What I say: The Disappearance of Mr. Nobody begins with a rush of miscommunication, as an elderly man waxes paranoid and his caretaker expresses his frustration with the situation he finds himself in. This is a novel that situates the reader amid an ever-changing landscape, both literally and figuratively, which echoes the disconnect felt by many of its characters.
From Astra House | The Forbidden Notebook by Alba de Céspedes, translated from the Italian by Ann Goldstein | Fiction | 288 pages | ISBN 9781662601392 | US$26.00
What the publisher says: “Valeria Cossati never suspected how unhappy she had become with the shabby gentility of her bourgeois life—until she begins to jot down her thoughts and feelings in a little black book she keeps hidden in a closet.
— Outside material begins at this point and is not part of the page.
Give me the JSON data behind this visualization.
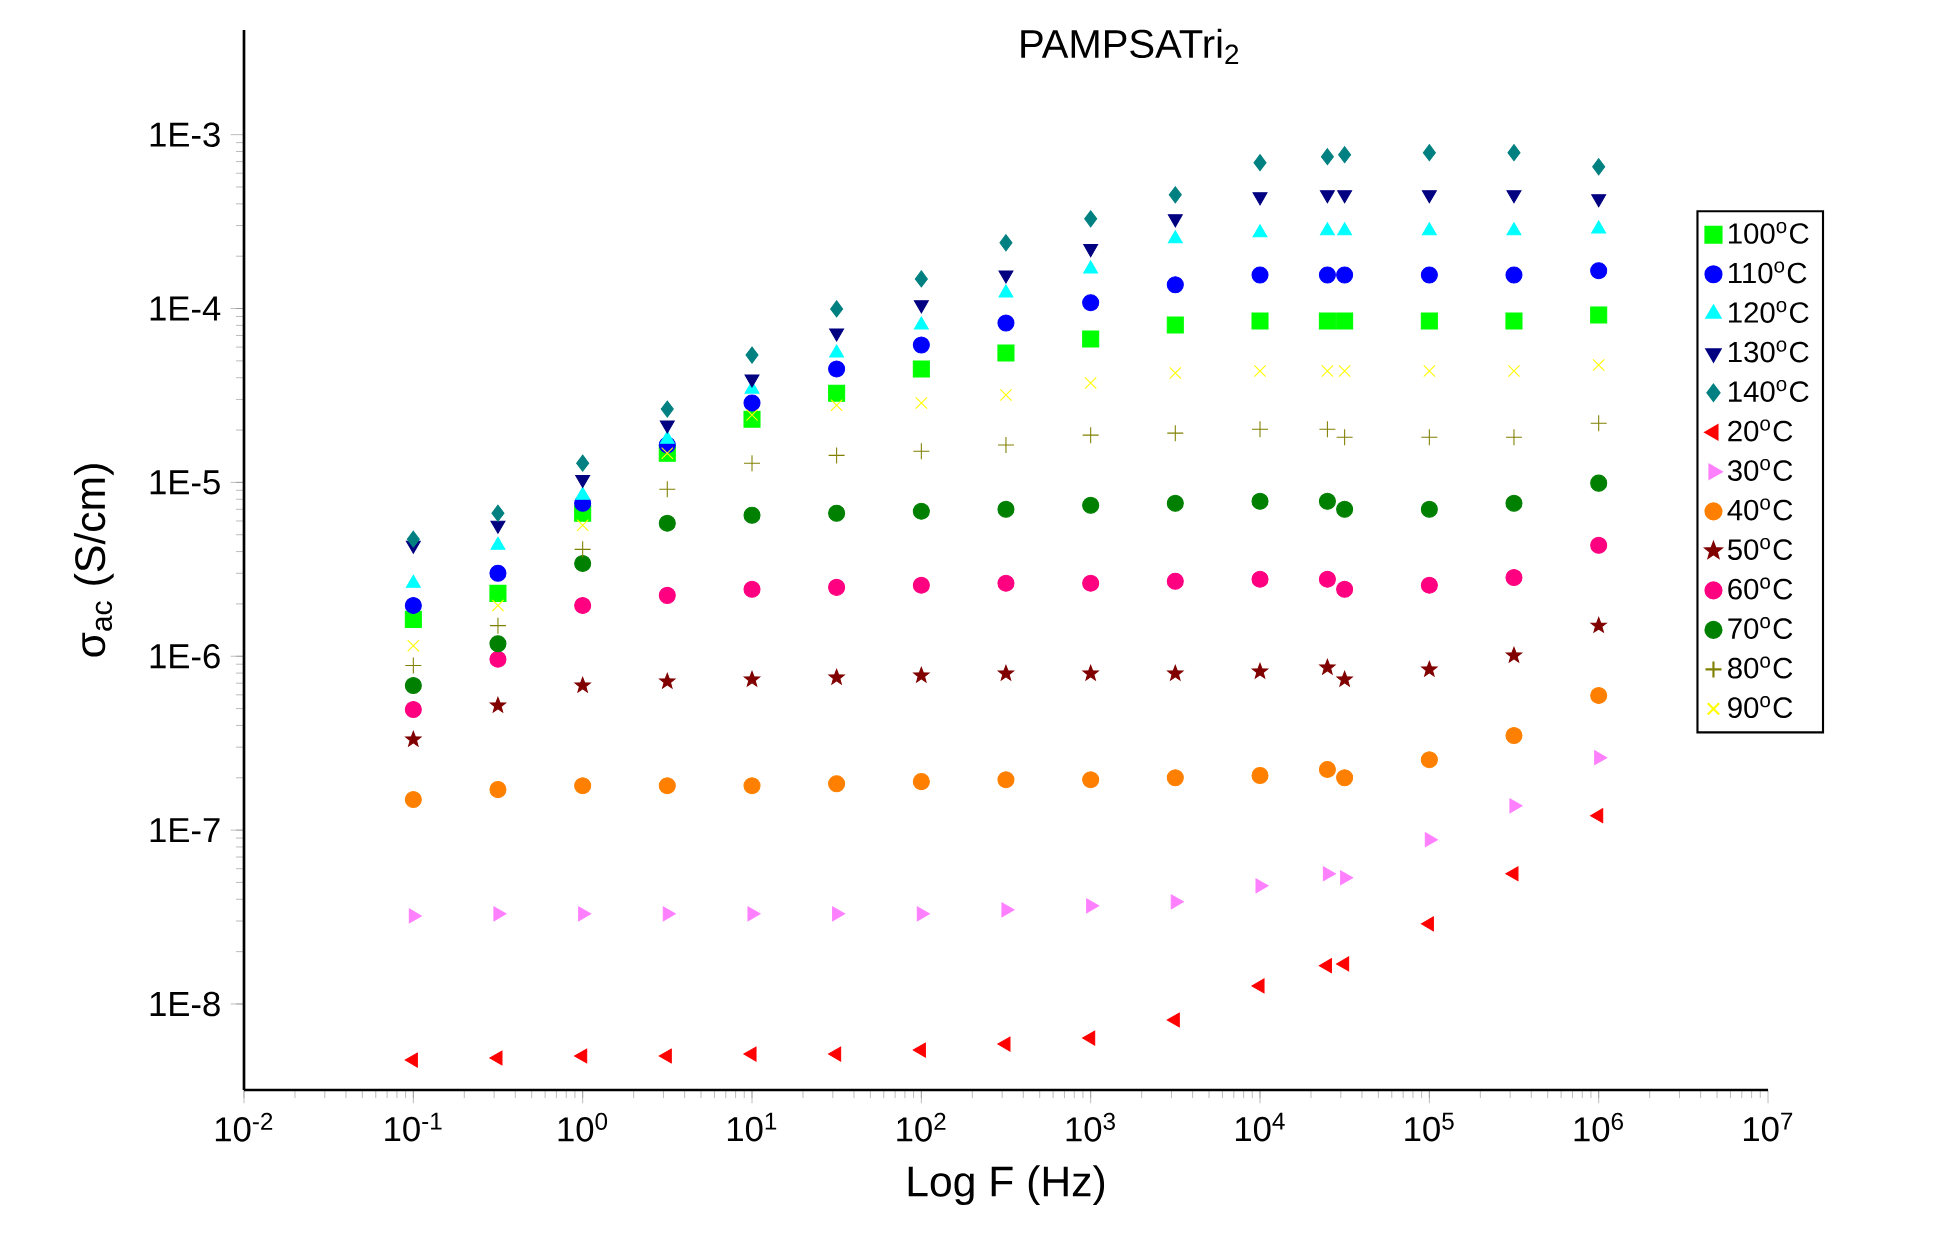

This new secret activity leads her to scrutinize herself and her life more closely, and she soon realizes that her individuality is being stifled by her devotion and sense of duty toward her husband, daughter, and son.”
What Kirkus says: “De Céspedes deftly charts the widening gap between Valeria’s increasingly desperate inner life and the roles she feels forced to play in a feminist novel that consistently calls into question the ways its narrator makes sense of her claustrophobic domestic world.”
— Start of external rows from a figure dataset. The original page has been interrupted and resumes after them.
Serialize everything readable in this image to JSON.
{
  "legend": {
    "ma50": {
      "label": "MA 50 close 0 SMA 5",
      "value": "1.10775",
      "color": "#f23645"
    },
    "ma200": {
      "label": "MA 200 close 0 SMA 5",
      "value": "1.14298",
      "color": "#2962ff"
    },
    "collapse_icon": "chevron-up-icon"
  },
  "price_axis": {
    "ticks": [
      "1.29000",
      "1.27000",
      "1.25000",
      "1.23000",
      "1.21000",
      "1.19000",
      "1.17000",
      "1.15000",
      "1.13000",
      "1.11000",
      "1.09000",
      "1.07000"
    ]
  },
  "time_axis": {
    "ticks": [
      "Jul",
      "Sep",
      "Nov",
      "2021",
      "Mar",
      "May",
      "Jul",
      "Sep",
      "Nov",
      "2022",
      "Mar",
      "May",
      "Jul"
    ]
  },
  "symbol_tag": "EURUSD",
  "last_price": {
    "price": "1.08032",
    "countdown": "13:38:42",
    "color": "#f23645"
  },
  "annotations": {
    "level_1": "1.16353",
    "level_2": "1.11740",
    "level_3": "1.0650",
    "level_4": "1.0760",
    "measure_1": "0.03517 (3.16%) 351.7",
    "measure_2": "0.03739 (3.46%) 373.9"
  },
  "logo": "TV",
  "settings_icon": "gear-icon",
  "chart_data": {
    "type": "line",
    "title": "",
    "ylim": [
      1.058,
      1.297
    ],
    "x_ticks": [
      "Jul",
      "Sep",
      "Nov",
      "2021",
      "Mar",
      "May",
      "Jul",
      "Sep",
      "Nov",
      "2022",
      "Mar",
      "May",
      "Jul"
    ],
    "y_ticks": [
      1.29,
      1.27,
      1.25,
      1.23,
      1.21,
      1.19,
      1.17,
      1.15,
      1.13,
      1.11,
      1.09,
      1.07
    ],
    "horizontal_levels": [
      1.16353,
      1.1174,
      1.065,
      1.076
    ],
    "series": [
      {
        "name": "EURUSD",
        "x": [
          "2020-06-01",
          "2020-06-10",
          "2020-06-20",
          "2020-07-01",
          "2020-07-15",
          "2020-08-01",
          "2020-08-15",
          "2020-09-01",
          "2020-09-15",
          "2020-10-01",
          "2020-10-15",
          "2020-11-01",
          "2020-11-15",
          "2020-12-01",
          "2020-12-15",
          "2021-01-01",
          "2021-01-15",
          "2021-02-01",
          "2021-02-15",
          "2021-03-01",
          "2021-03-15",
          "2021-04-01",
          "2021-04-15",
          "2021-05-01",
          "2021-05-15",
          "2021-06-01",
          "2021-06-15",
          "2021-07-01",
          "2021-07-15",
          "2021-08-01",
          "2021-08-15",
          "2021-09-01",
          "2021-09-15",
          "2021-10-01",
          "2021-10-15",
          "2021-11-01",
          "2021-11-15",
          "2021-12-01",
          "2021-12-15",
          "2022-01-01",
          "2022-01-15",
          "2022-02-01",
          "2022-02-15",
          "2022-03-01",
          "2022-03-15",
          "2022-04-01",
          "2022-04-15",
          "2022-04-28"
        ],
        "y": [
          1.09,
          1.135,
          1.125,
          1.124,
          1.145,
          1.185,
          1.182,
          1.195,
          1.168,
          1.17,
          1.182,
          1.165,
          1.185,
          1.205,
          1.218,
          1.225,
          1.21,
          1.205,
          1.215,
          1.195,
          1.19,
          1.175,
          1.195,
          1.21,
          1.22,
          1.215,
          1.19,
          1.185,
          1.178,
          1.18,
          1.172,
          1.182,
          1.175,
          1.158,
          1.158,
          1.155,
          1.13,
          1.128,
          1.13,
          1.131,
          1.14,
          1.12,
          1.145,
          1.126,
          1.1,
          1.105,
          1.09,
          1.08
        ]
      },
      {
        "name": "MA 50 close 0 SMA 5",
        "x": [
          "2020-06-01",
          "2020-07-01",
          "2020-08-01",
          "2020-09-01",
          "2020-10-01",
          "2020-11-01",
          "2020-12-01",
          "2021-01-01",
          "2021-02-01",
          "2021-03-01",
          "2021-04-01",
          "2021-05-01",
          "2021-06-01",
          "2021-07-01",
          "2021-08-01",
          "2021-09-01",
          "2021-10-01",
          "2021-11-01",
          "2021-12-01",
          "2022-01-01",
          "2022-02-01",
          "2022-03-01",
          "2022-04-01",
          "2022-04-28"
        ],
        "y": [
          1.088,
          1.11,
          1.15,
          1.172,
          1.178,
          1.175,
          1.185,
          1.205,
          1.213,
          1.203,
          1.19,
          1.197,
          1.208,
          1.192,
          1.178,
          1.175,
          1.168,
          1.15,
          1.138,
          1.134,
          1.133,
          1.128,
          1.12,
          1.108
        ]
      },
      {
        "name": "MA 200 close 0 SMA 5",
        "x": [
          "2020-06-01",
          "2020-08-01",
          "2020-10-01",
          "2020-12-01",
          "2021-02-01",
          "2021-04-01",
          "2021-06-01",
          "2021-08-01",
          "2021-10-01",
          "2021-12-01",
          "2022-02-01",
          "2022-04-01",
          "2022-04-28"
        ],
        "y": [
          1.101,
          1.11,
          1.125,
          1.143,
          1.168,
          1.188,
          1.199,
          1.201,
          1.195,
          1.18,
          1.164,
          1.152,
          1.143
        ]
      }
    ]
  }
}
What I say: There’s a long tradition of fiction wrestling with mid-twentieth-century middle-class anomie, and it’s in this context that Alba de Céspedes’s The Forbidden Notebook can be neatly situated. But there’s also something about this book that feels furtive, including the title and the conceit behind it—i.e., that this is the record of a frustrated woman who’s been writing her thoughts in secret. It’s the kind of lively narrative in which part of the writer’s compositional skill is creating that sense of unpredictability, and the novel is all the stronger for it.
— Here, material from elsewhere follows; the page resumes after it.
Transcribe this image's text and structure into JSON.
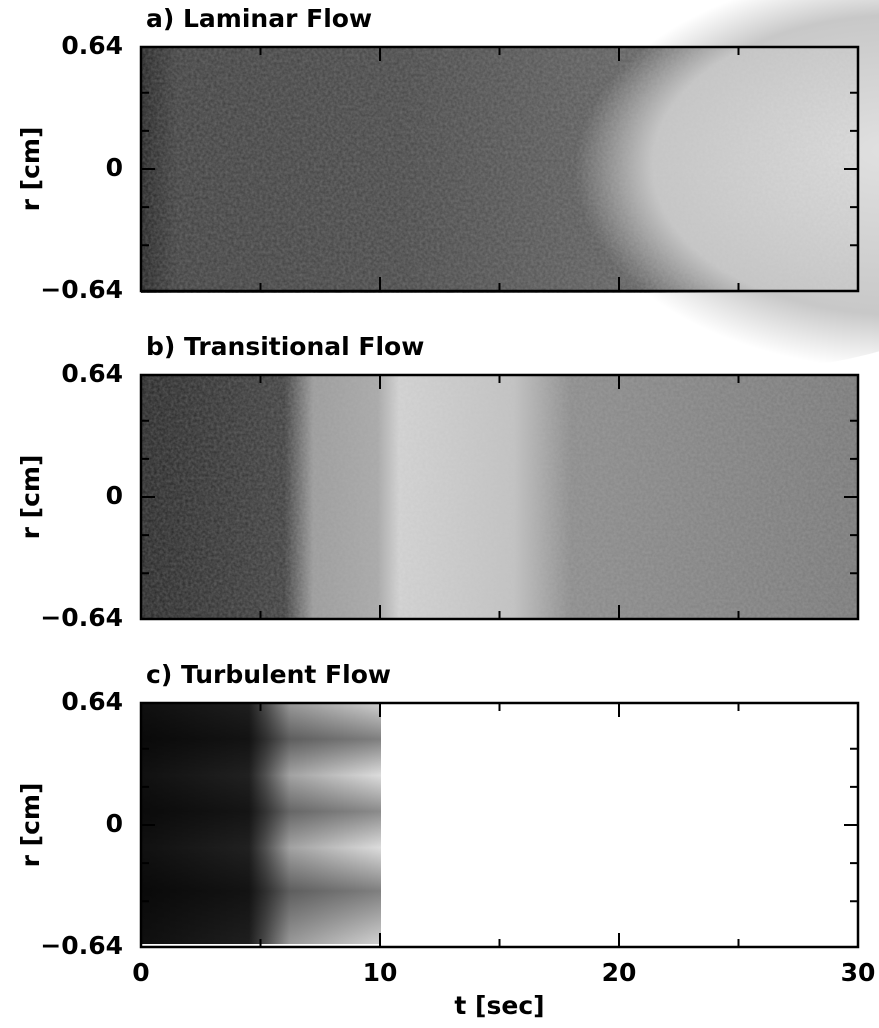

From University of California Press | Jangar: The Heroic Epic of the Kalmyk Nomads, translated from the Kalmyk by Saglar (Saga) Bougdaeva | Poetry | 264 pages | ISBN 9780520344723 | US$19.95
What the publisher says: “Although their famed khanates and cities have long since disappeared under the sands of the Great Eurasian Steppe, the Kalmyks have witnessed, memorized, and orally transmitted some of the most transformative developments, both victorious and tragic, in the history of civilizations. A tribute to the protectors of the mythical country Bumba, Jangar reflects the hopes and aspirations of the Kalmyk people as well as their centuries-long struggle for their cultural existence.”
What Professor Emeritus Jerome Rothenberg says: “This translation opens up for an English-reading audience a major work preserved through oral transmission over centuries and despite suppression by outside imperial powers. Standing alongside other traditional epics such as The Odyssey and Beowulf, Jangar is a unique work of the oral imagination with stunning characteristics, both fantastic and surreal, of its own.”
What I say: Sometimes the history behind a story can be as fascinating as the story itself. That’s very much the case with Jangar, a heroic epic told for generations by the Kalmyk people, as the introductory texts in this new volume show. But it’s also a thrilling and evocative story in its own right, with passages that veer past the fantastical and into the realm of myth: “The energy of twelve lions was in his body; / The power of twelve thousand witches / Was in his calves.”